再怎么说,小爷我也是有脾气的人,大白天的玩碎尸!
吃尸体!
这里人多,也不看看是谁玩死谁??
车上的人纷纷将视线看过来,那个女人脸色铁青,视线变得冰冷。
我心里面有种想法,就是自己早该喊人了,可是当时毕竟年轻,胆子也不够大。一开始没有敢声张,到了迫不得已才大声的揭穿那个诡异的女人。
开车的司机好像也听见了我的喊声,一个紧急刹车把车停下了,“怎么回事儿啊?有人要下车吗?是要尿尿,现在赶紧下去,我的车可不会等你太久。”
我憋红着脸,大声说道:“这个女人,她的包里有尸体。我要下车,这辆车我没法坐了!”
女人笑得灿烂而冰冷,打开自己的包给别人看,里面全是衣服。外面一层,有好几件带着蕾丝的性感内衣,看的车里面的大老爷们都不好意思了。
我看到这一幕,心里凉了半截,这个鬼怪一样的女人,她还会迷惑人心的法术。不管我怎么辩驳,大家只会相信眼前看见的东西,而把我当做是神经病,或者疯子。
大家纷纷都说,是下午太闷热了,我中暑热迷糊看错了,劝我别冲动。
我可是铁了心要走,坚持下了车。
即便那个女人她包里的东西并不是碎尸,那她也一定对我使了什么障眼法之类的东西。她既然把我当做目标,我作为普通人,这样继续下去肯定是要吃亏的。
这一条是唯一通往市区的公路,到了晚上虽然车流量很少。
但只要有一辆车经过,我搭个顺风车。
就好过我和那个吃人肉的女人坐在一起,我实在是受不了和一个不知道是人是鬼的家伙并排而坐,说不定一个不注意就会被吃的连骨头渣子都不剩下。
我下车的时候,夜晚的凉风飕飕的,吹得人浑身起鸡皮疙瘩。
我背着书包看着那辆大巴客车扬长而去,自己只能在黑夜当中,借助手机上手电筒的光束沿着路边前进。

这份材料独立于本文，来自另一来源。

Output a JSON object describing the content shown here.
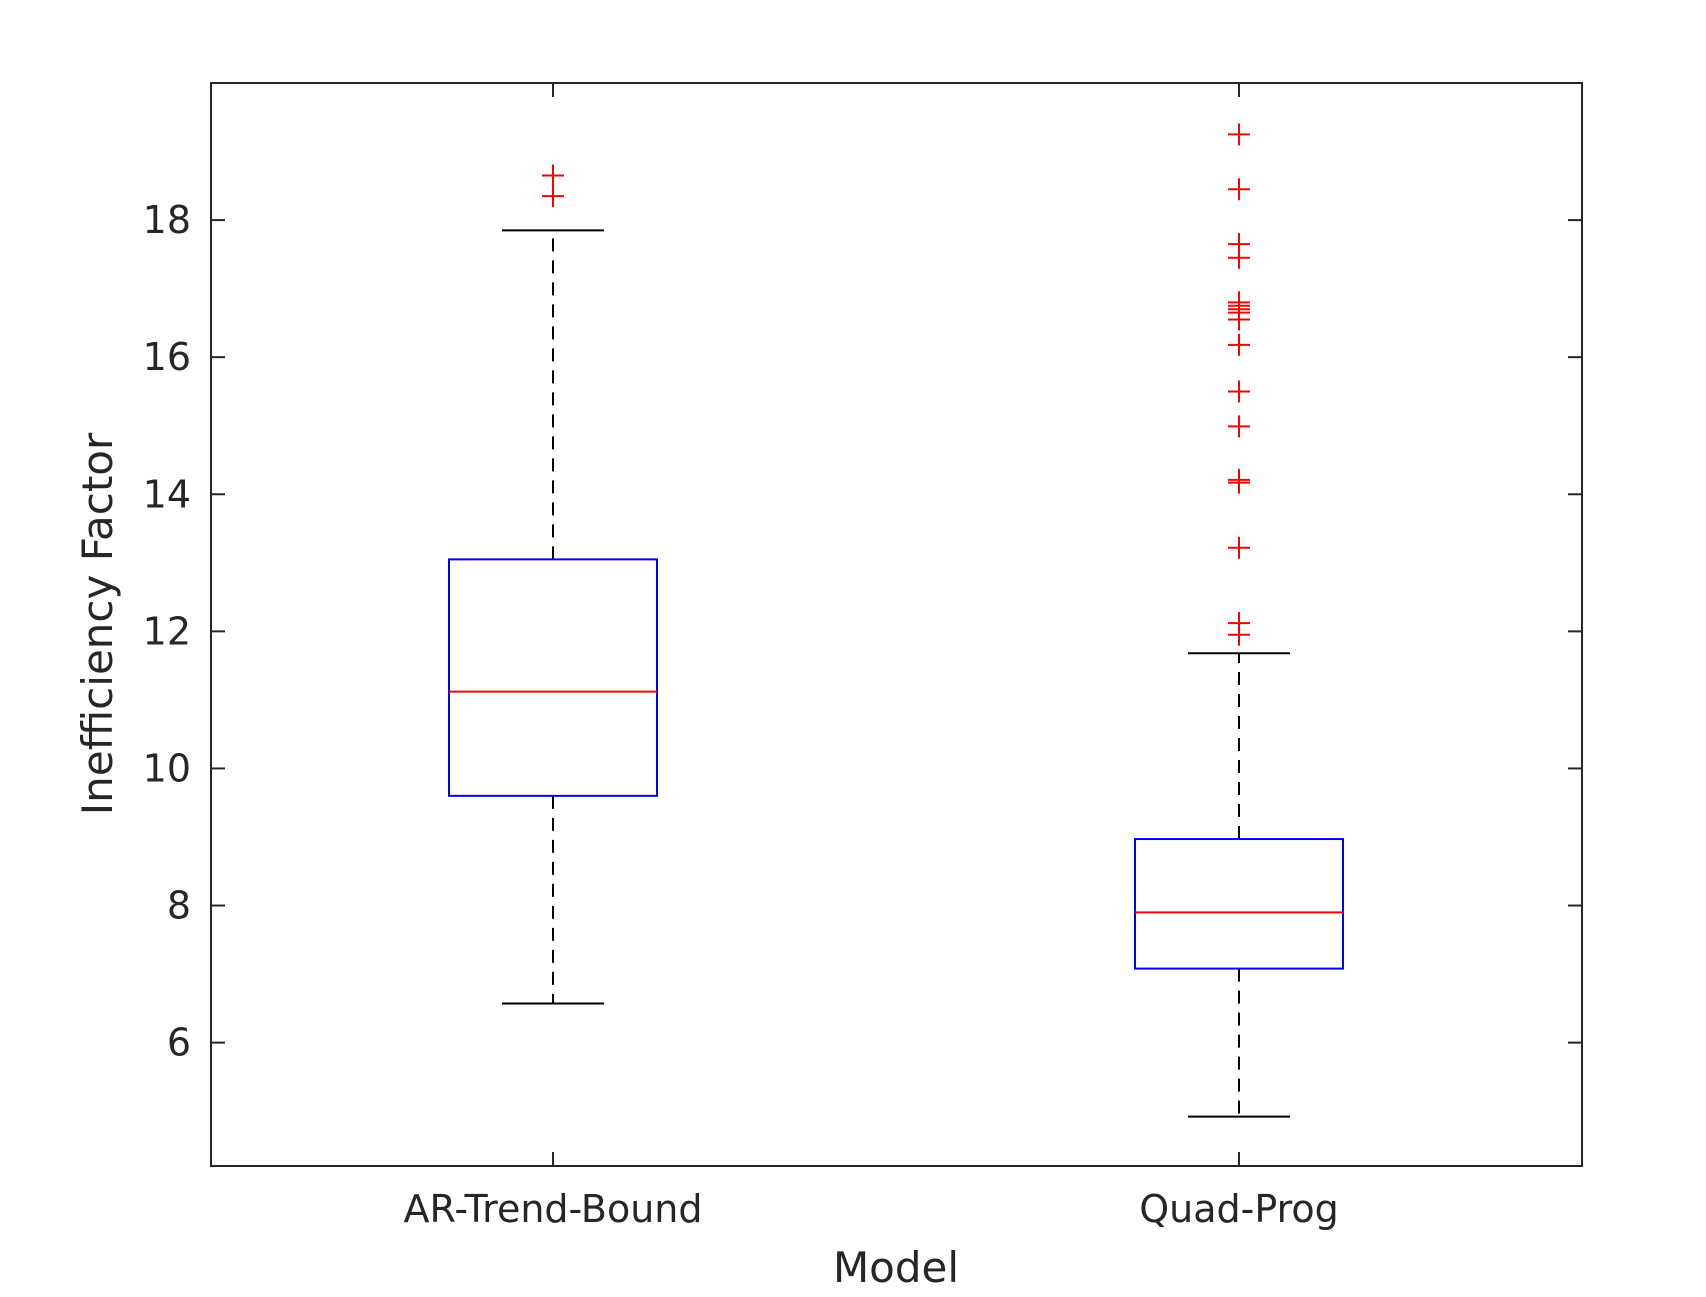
{
  "chart_data": {
    "type": "box",
    "xlabel": "Model",
    "ylabel": "Inefficiency Factor",
    "ylim": [
      4.2,
      20
    ],
    "yticks": [
      6,
      8,
      10,
      12,
      14,
      16,
      18
    ],
    "categories": [
      "AR-Trend-Bound",
      "Quad-Prog"
    ],
    "grid": false,
    "colors": {
      "box": "#0000ff",
      "median": "#ff0000",
      "whisker": "#000000",
      "outlier": "#ff0000",
      "axis": "#262626"
    },
    "boxes": [
      {
        "category": "AR-Trend-Bound",
        "whisker_low": 6.57,
        "q1": 9.6,
        "median": 11.12,
        "q3": 13.05,
        "whisker_high": 17.85,
        "outliers": [
          18.35,
          18.65
        ]
      },
      {
        "category": "Quad-Prog",
        "whisker_low": 4.92,
        "q1": 7.08,
        "median": 7.9,
        "q3": 8.97,
        "whisker_high": 11.68,
        "outliers": [
          11.95,
          12.12,
          13.22,
          14.17,
          14.21,
          14.99,
          15.5,
          16.18,
          16.55,
          16.65,
          16.7,
          16.75,
          16.8,
          17.45,
          17.65,
          18.45,
          19.25
        ]
      }
    ]
  }
}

道路两旁是纵横交错的田野,白色的烟雾在附近的山峦飘忽而起。
天上挂着一轮毛月亮,毛茸茸的光束照着大地。
在我的家乡,出现毛月亮,可是鬼怪出没的夜晚呢。
所谓的毛月亮,那就是月亮长白毛了,就像月亮前覆上了一层毛玻璃似的。
老家的人对待毛月亮,可是谈毛色变,见着毛月亮就跟见了长了老白毛的干尸一样害怕。月亮长毛,说明这一个晚上鬼神出没,就连地府的里的鬼差都出门乱拘魂。
一般看见到了有毛月亮的晚上,那家里的长辈一般都不让自己的孩子出去玩。可是即便是留在家里也不安全,鬼祟之物也会到阳宅里捣乱,到了晚上十点钟必须睡觉。
只有大被蒙过,一觉睡到大天明,才能躲过一劫。
那时候,出毛月亮了,总能听到村头的小孩传唱一首鬼诗:月黑天边叫鬼车,平原美人泣头颅。
难怪在大白天,就遇到了那样诡异的事情,原来是晚上要出毛月亮了。现在想起来那个鬼婴吮吸母乳的画面,还是头皮发麻,整个人都不好了。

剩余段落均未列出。